When you feel the urge to nibble, grab a stick of chewing gum instead. Or, try squeezing a stress ball, rubbing a worry stone or distracting yourself with something else to keep your hands busy and away from your mouth. Take small, manageable steps.  You might even make a deal with yourself to stop chewing the nails of one hand (or specific fingers), then work toward stopping with the other.

Consider asking for help

If you’ve tried these ‘nail-biting nixers’ and you’re still unable to stop chewing, consider asking a doctor or therapist for help. Cognitive Behavioral Therapy (CBT) could be an option, or, there could be a medication or other option you may not have thought of that will help you kick that habit.

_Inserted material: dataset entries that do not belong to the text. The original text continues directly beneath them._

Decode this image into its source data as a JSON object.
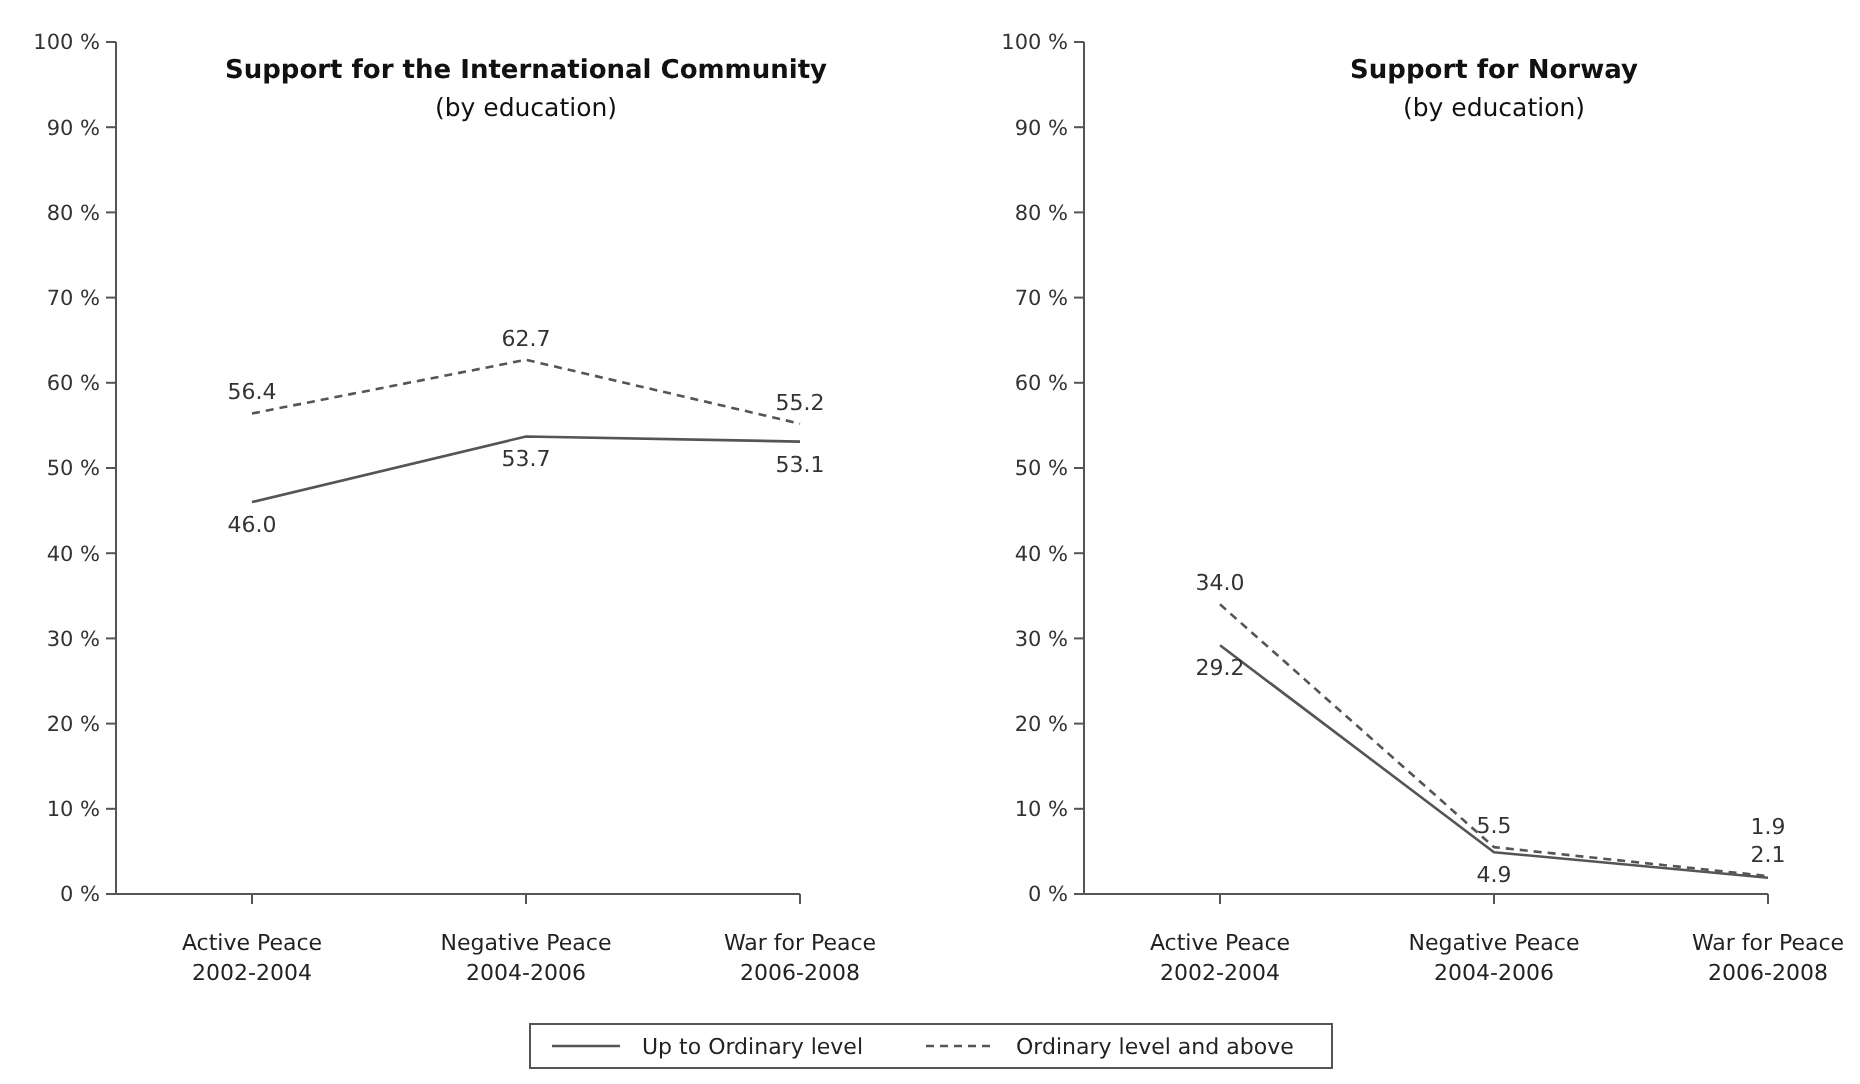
{
  "chart_data": [
    {
      "type": "line",
      "title": "Support for the International Community",
      "subtitle": "(by education)",
      "categories": [
        "Active Peace\n2002-2004",
        "Negative Peace\n2004-2006",
        "War for Peace\n2006-2008"
      ],
      "series": [
        {
          "name": "Up to Ordinary level",
          "color": "#555555",
          "line_style": "solid",
          "values": [
            46.0,
            53.7,
            53.1
          ],
          "value_labels": [
            "46.0",
            "53.7",
            "53.1"
          ]
        },
        {
          "name": "Ordinary level and above",
          "color": "#555555",
          "line_style": "dashed",
          "values": [
            56.4,
            62.7,
            55.2
          ],
          "value_labels": [
            "56.4",
            "62.7",
            "55.2"
          ]
        }
      ],
      "ylim": [
        0,
        100
      ],
      "yticks": [
        {
          "value": 0,
          "label": "0 %"
        },
        {
          "value": 10,
          "label": "10 %"
        },
        {
          "value": 20,
          "label": "20 %"
        },
        {
          "value": 30,
          "label": "30 %"
        },
        {
          "value": 40,
          "label": "40 %"
        },
        {
          "value": 50,
          "label": "50 %"
        },
        {
          "value": 60,
          "label": "60 %"
        },
        {
          "value": 70,
          "label": "70 %"
        },
        {
          "value": 80,
          "label": "80 %"
        },
        {
          "value": 90,
          "label": "90 %"
        },
        {
          "value": 100,
          "label": "100 %"
        }
      ],
      "grid": false,
      "marker": "none",
      "legend": "bottom"
    },
    {
      "type": "line",
      "title": "Support for Norway",
      "subtitle": "(by education)",
      "categories": [
        "Active Peace\n2002-2004",
        "Negative Peace\n2004-2006",
        "War for Peace\n2006-2008"
      ],
      "series": [
        {
          "color": "#555555",
          "line_style": "solid",
          "values": [
            29.2,
            4.9,
            1.9
          ],
          "value_labels": [
            "29.2",
            "4.9",
            "1.9"
          ]
        },
        {
          "color": "#555555",
          "line_style": "dashed",
          "values": [
            34.0,
            5.5,
            2.1
          ],
          "value_labels": [
            "34.0",
            "5.5",
            "2.1"
          ]
        }
      ],
      "ylim": [
        0,
        100
      ],
      "yticks": [
        {
          "value": 0,
          "label": "0 %"
        },
        {
          "value": 10,
          "label": "10 %"
        },
        {
          "value": 20,
          "label": "20 %"
        },
        {
          "value": 30,
          "label": "30 %"
        },
        {
          "value": 40,
          "label": "40 %"
        },
        {
          "value": 50,
          "label": "50 %"
        },
        {
          "value": 60,
          "label": "60 %"
        },
        {
          "value": 70,
          "label": "70 %"
        },
        {
          "value": 80,
          "label": "80 %"
        },
        {
          "value": 90,
          "label": "90 %"
        },
        {
          "value": 100,
          "label": "100 %"
        }
      ],
      "grid": false,
      "marker": "none",
      "legend": false
    }
  ]
}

*Keep in mind, you should see a doctor if you are experiencing:

  • Ingrown nails
  • Infection of the nails or surrounding tissues
  • Thinning, thickening, curled or discolored nails
  • Bleeding, swelling or pain around the nails
  • Nails that have stopped growing or that have separated from the surrounding skin

Building new habits takes time – have patience with yourself

Remember – you have the power to stop biting your nails!

Though it will take time and will likely not change overnight, the important thing to remember is that you’re trying to make this positive change. And that’s the first step.

Give yourself space and time to build healthier habits so you can keep your body, mind and spirit healthy – and your nails will be a reflection of that!